Neste documento, o Papa Francisco enfatiza a ligação entre a Sagrada Escritura e a fé; a Sagrada Escritura e a Eucaristia; a Sagrada Escritura e os Sacramentos:
  • “É profundo o vínculo entre a Sagrada Escritura e a fé dos crentes. Sabendo que a fé vem da escuta, e a escuta centra-se na Palavra de Cristo (cf. Rm 10, 17), daí se vê a urgência e a importância que os crentes devem dar à escuta da Palavra do Senhor, tanto na ação litúrgica, como na oração e reflexão pessoais” (n.7)
  • A partir da cena dos discípulos Emaús “compreendemos como seja indivisível a relação entre a Sagrada Escritura e a Eucaristia. O Concílio Vaticano II ensina: ‘A Igreja venerou sempre as divinas Escrituras como venera o próprio Corpo do Senhor, não deixando jamais, sobretudo na sagrada Liturgia, de tomar e distribuir aos fiéis o pão da vida, quer da mesa da palavra de Deus quer da do Corpo de Cristo’ [Dei Verbum, 21]” (n.8).
  • Sagrada Escritura e Sacramentos são inseparáveis entre si. Quando os Sacramentos são introduzidos e iluminados pela Palavra, manifestam-se mais claramente como a meta dum caminho onde o próprio Cristo abre a mente e o coração ao reconhecimento da sua ação salvífica. Neste contexto, é preciso não esquecer um ensinamento que vem do livro do Apocalipse; lá se ensina que o Senhor está à porta e bate. Se uma pessoa ouvir a sua voz e Lhe abrir a porta, Ele entra para cear junto com ela (cf. 3, 20). Cristo Jesus bate à nossa porta através da Sagrada Escritura; se ouvirmos e abrirmos a porta da mente e do coração, então Ele entra na nossa vida e permanece conosco (n.8).
Algumas Mensagens Do Evangelho Deste Dia


1. Jesus Veio Como Luz Para Todos


 Ao saber que João tinha sido preso, Jesus voltou para a Galileia... O povo que vivia nas trevas viu uma grande luz, e para os que viviam na região escura da morte brilhou uma luz”. 

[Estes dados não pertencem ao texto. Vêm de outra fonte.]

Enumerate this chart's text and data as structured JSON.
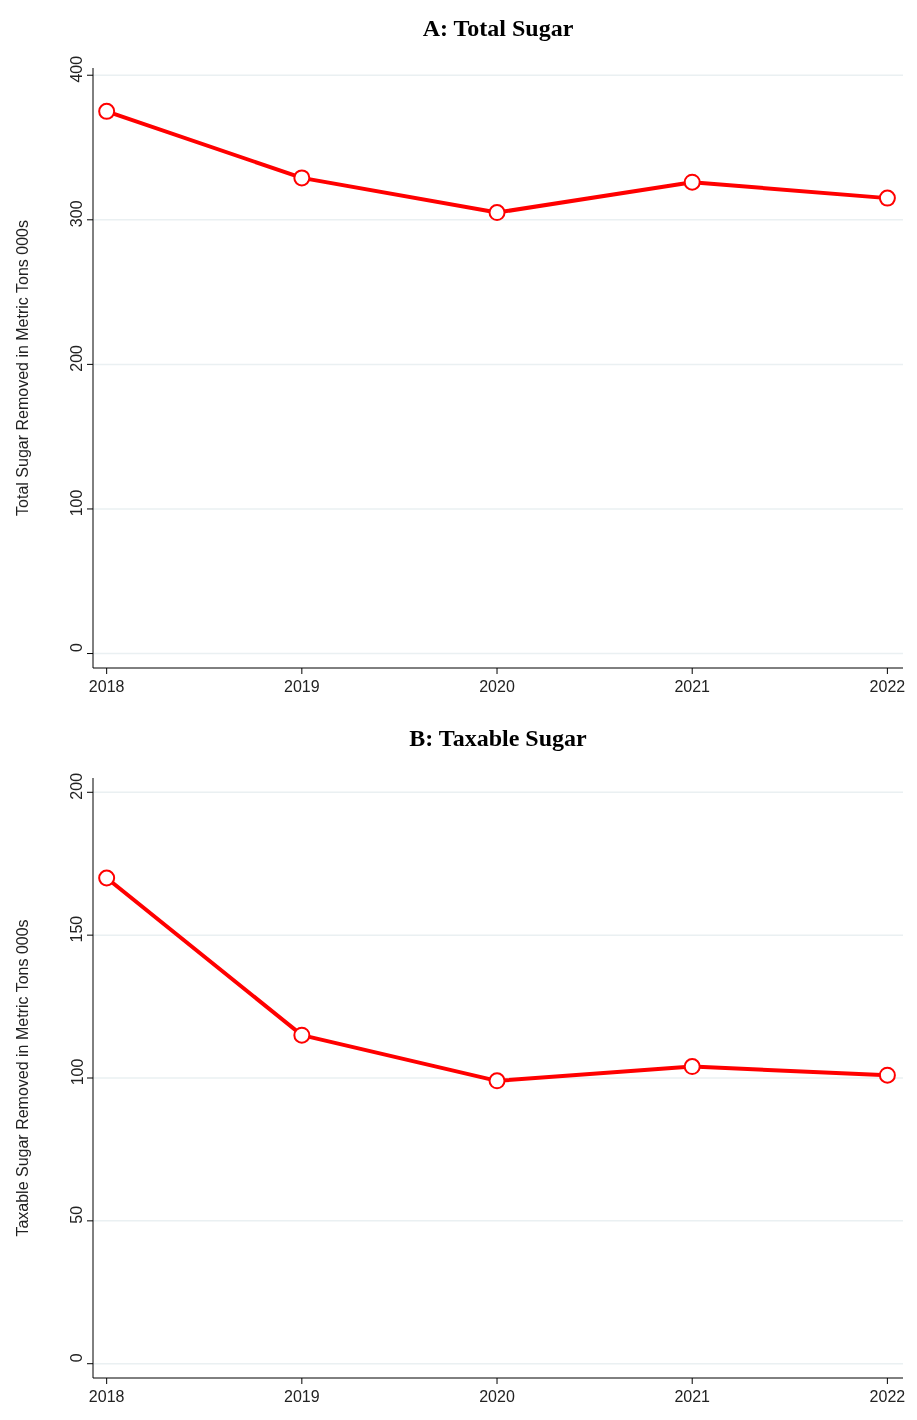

O texto do Evangelho de hoje começa com o relato da prisão de João Batista. Os motivos dessa prisão só serão explicados em Mt 14,3-12. A prisão de João Batista antecipa o ministério ou a missão de Jesus. João Batista exerceu sua função de “preparar o caminho do Senhor” (Mt 3,3). Agora Jesus chegou para começar sua missão. Alguns especialistas consideram João Batista não apenas como Precursor na pregação em relação a Jesus, mas também como pessoa que precede na morte. A morte violenta de João Batista (decapitado) precede ou antecipa a morte violenta de Jesus Cristo na cruz.

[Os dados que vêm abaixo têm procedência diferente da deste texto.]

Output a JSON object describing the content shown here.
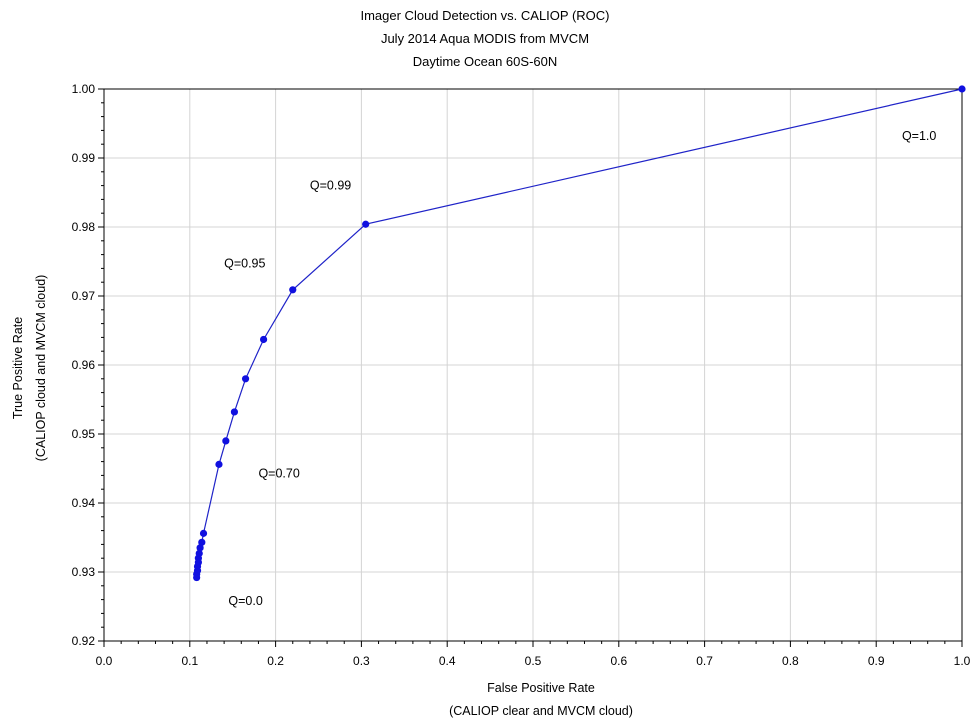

Ao ouvir a notícia da prisão de João Batista “Jesus retirou-se para a Galiléia” (v.12; veja 14,13). No v.15 lê-se “Galiléia dos pagãos”. Galiléia era uma região habitada por muitos incircuncisos (pagãos). Isto se deveu a um fato histórico. Quando os assírios conquistaram o Reino de Israel, deportaram a população, substituindo-a com povos estrangeiros que não tinham nenhuma vinculação com a fé mosaica. Por isso, os judeus desprezavam os habitantes da Galileia.


Galiléia dos pagãos” é uma citação do profeta Isaías (cf. Is 8,23-9,1). É interessante notar que Jesus não foi para a cidade santa de Jerusalém. Mas Deus se aproxima antes dos pequenos, dos marginalizados, dos excluídos e dos que vivem no anonimato para a sociedade. Para Deus todos têm seu nome e são chamados pelo nome, pois todos são Seus filhos e filhas. Qualquer pai ou mãe sabe do nome de cada um de seus filhos.


Ao dizer “Galiléia dos pagãos” Mt quer nos mostrar que Jesus é enviado não apenas para o povo de Israel, mas para todos, o que sugere os pagãos também. O estigma do passado e todos os preconceitos contra os galileus definitivamente estão superados pela chegada de Jesus Cristo. Ele é o Salvador do mundo. Ninguém está excluído do amor salvador de Deus. Todos os homens que vivem na sombra da morte e se aceitarem Jesus, encontrarão em Jesus seu libertador, pois Jesus é a “Luz para iluminar as nações” (Lc 2,32; cf. Jo 8,12).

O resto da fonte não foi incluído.